What that has meant for Tejas: the rakes are going into Rajdhani upgrades now more than new Tejas-branded routes. Mumbai Rajdhani, Patna Rajdhani, a few others. Air suspension bogies and noise insulation are what passengers actually notice when they board one of these upgraded overnight trains compared to the older rakes they replaced.
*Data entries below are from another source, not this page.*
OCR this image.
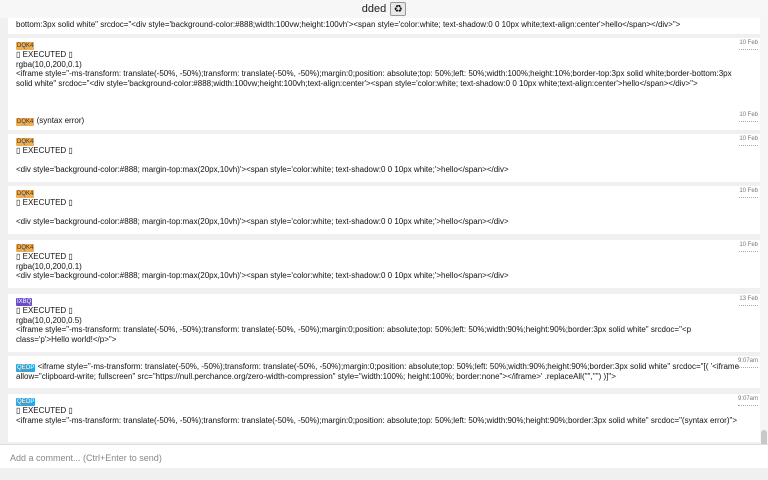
dded ♻
bottom:3px solid white" srcdoc="<div style='background-color:#888;width:100vw;height:100vh'><span style='color:white; text-shadow:0 0 10px white;text-align:center'>hello</span></div>">
10 Feb
DQK4
▯ EXECUTED ▯
rgba(10,0,200,0.1)
<iframe style="-ms-transform: translate(-50%, -50%);transform: translate(-50%, -50%);margin:0;position: absolute;top: 50%;left: 50%;width:100%;height:10%;border-top:3px solid white;border-bottom:3px solid white" srcdoc="<div style='background-color:#888;width:100vw;height:100vh;text-align:center'><span style='color:white; text-shadow:0 0 10px white;text-align:center'>hello</span></div>">
10 Feb
DQK4 (syntax error)
10 Feb
DQK4
▯ EXECUTED ▯
<div style='background-color:#888; margin-top:max(20px,10vh)'><span style='color:white; text-shadow:0 0 10px white;'>hello</span></div>
10 Feb
DQK4
▯ EXECUTED ▯
<div style='background-color:#888; margin-top:max(20px,10vh)'><span style='color:white; text-shadow:0 0 10px white;'>hello</span></div>
10 Feb
DQK4
▯ EXECUTED ▯
rgba(10,0,200,0.1)
<div style='background-color:#888; margin-top:max(20px,10vh)'><span style='color:white; text-shadow:0 0 10px white;'>hello</span></div>
13 Feb
IXBQ
▯ EXECUTED ▯
rgba(10,0,200,0.5)
<iframe style="-ms-transform: translate(-50%, -50%);transform: translate(-50%, -50%);margin:0;position: absolute;top: 50%;left: 50%;width:90%;height:90%;border:3px solid white" srcdoc="<p class='p'>Hello world!</p>">
9:07am
QEOP <iframe style="-ms-transform: translate(-50%, -50%);transform: translate(-50%, -50%);margin:0;position: absolute;top: 50%;left: 50%;width:90%;height:90%;border:3px solid white" srcdoc="[( '<iframe allow="clipboard-write; fullscreen" src="https://null.perchance.org/zero-width-compression" style="width:100%; height:100%; border:none"></iframe>' .replaceAll('"','"') )]">
9:07am
QEOP
▯ EXECUTED ▯
<iframe style="-ms-transform: translate(-50%, -50%);transform: translate(-50%, -50%);margin:0;position: absolute;top: 50%;left: 50%;width:90%;height:90%;border:3px solid white" srcdoc="(syntax error)">
Add a comment... (Ctrl+Enter to send)
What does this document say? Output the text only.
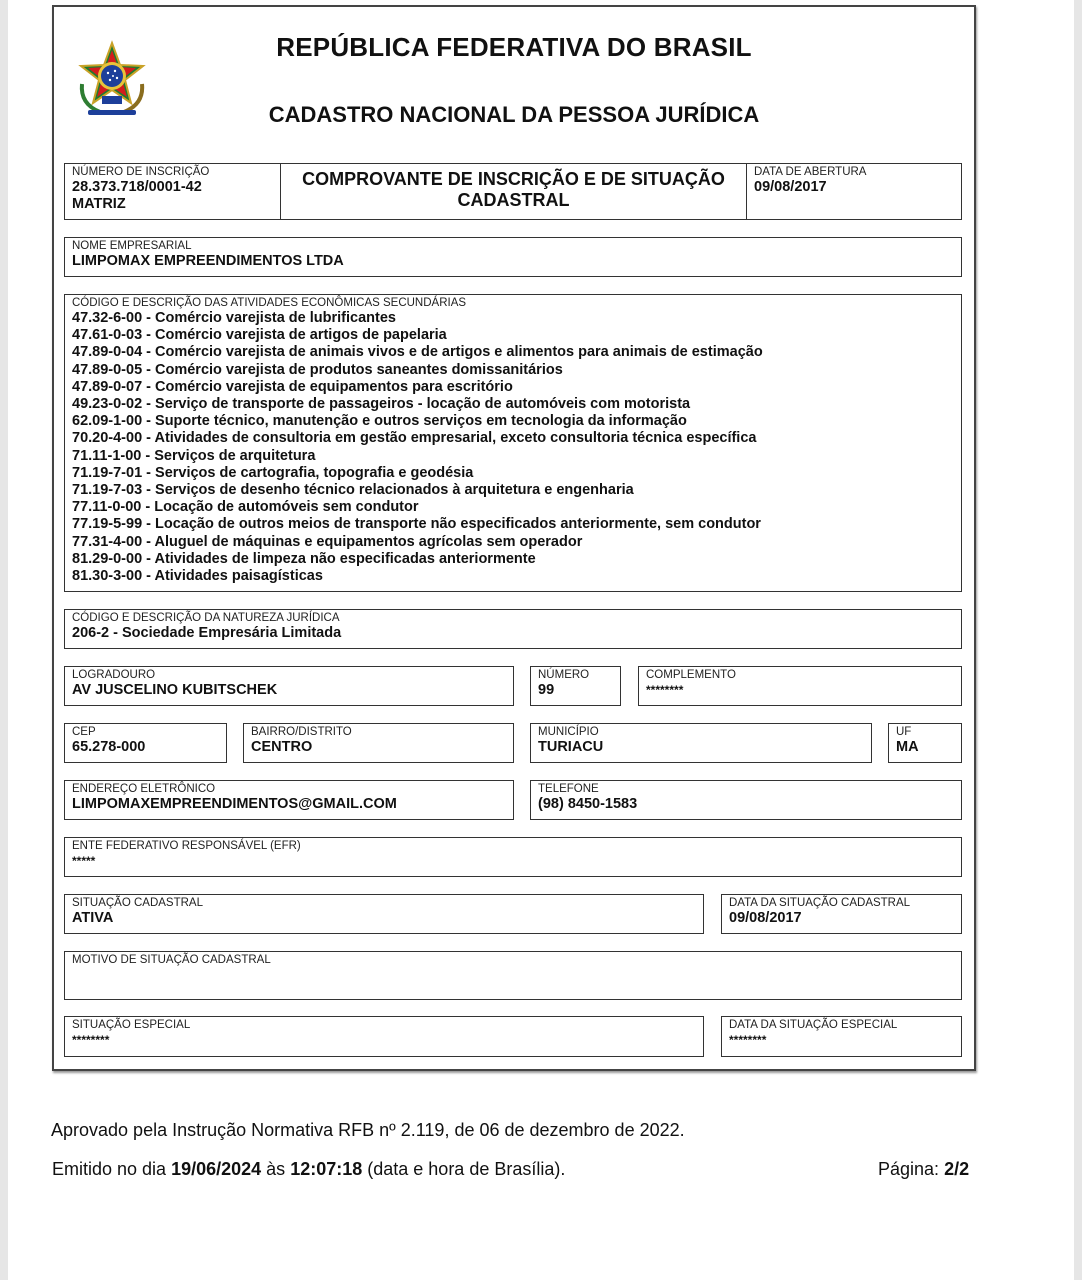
REPÚBLICA FEDERATIVA DO BRASIL
CADASTRO NACIONAL DA PESSOA JURÍDICA
NÚMERO DE INSCRIÇÃO
28.373.718/0001-42
MATRIZ
COMPROVANTE DE INSCRIÇÃO E DE SITUAÇÃO
CADASTRAL
DATA DE ABERTURA
09/08/2017
NOME EMPRESARIAL
LIMPOMAX EMPREENDIMENTOS LTDA
CÓDIGO E DESCRIÇÃO DAS ATIVIDADES ECONÔMICAS SECUNDÁRIAS
47.32-6-00 - Comércio varejista de lubrificantes
47.61-0-03 - Comércio varejista de artigos de papelaria
47.89-0-04 - Comércio varejista de animais vivos e de artigos e alimentos para animais de estimação
47.89-0-05 - Comércio varejista de produtos saneantes domissanitários
47.89-0-07 - Comércio varejista de equipamentos para escritório
49.23-0-02 - Serviço de transporte de passageiros - locação de automóveis com motorista
62.09-1-00 - Suporte técnico, manutenção e outros serviços em tecnologia da informação
70.20-4-00 - Atividades de consultoria em gestão empresarial, exceto consultoria técnica específica
71.11-1-00 - Serviços de arquitetura
71.19-7-01 - Serviços de cartografia, topografia e geodésia
71.19-7-03 - Serviços de desenho técnico relacionados à arquitetura e engenharia
77.11-0-00 - Locação de automóveis sem condutor
77.19-5-99 - Locação de outros meios de transporte não especificados anteriormente, sem condutor
77.31-4-00 - Aluguel de máquinas e equipamentos agrícolas sem operador
81.29-0-00 - Atividades de limpeza não especificadas anteriormente
81.30-3-00 - Atividades paisagísticas
CÓDIGO E DESCRIÇÃO DA NATUREZA JURÍDICA
206-2 - Sociedade Empresária Limitada
LOGRADOURO
AV JUSCELINO KUBITSCHEK
NÚMERO
99
COMPLEMENTO
********
CEP
65.278-000
BAIRRO/DISTRITO
CENTRO
MUNICÍPIO
TURIACU
UF
MA
ENDEREÇO ELETRÔNICO
LIMPOMAXEMPREENDIMENTOS@GMAIL.COM
TELEFONE
(98) 8450-1583
ENTE FEDERATIVO RESPONSÁVEL (EFR)
*****
SITUAÇÃO CADASTRAL
ATIVA
DATA DA SITUAÇÃO CADASTRAL
09/08/2017
MOTIVO DE SITUAÇÃO CADASTRAL
SITUAÇÃO ESPECIAL
********
DATA DA SITUAÇÃO ESPECIAL
********
Aprovado pela Instrução Normativa RFB nº 2.119, de 06 de dezembro de 2022.
Emitido no dia 19/06/2024 às 12:07:18 (data e hora de Brasília).	Página: 2/2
Vande Bharat Sleeper variants are coming, automatic climate control, better insulation, shower cubicles in first class. That changes the overnight premium picture significantly once they arrive. Until then, on corridors where Vande Bharat has not shown up yet, Tejas is still the premium option sitting under flight prices.
Conclusion
Most Indian Railways passengers have a reference point for express trains. The Tejas Express sits outside that reference point. Automatic doors, real-time coach diagnostics, fire suppression built in, 180-degree rotating seats in EC, delay compensation that credits itself without any TDR: none of these are features you get on a standard service. Pay more, lose all concessions, book early or pay the dynamic pricing penalty.
For food, the RailMitra option has made long Tejas journeys genuinely better. The onboard pantry handles short runs fine. On overnight routes, having fresh regional food ordered to your seat with delivery timed to the train’s actual running, not the scheduled arrival, is worth using rather than skipping.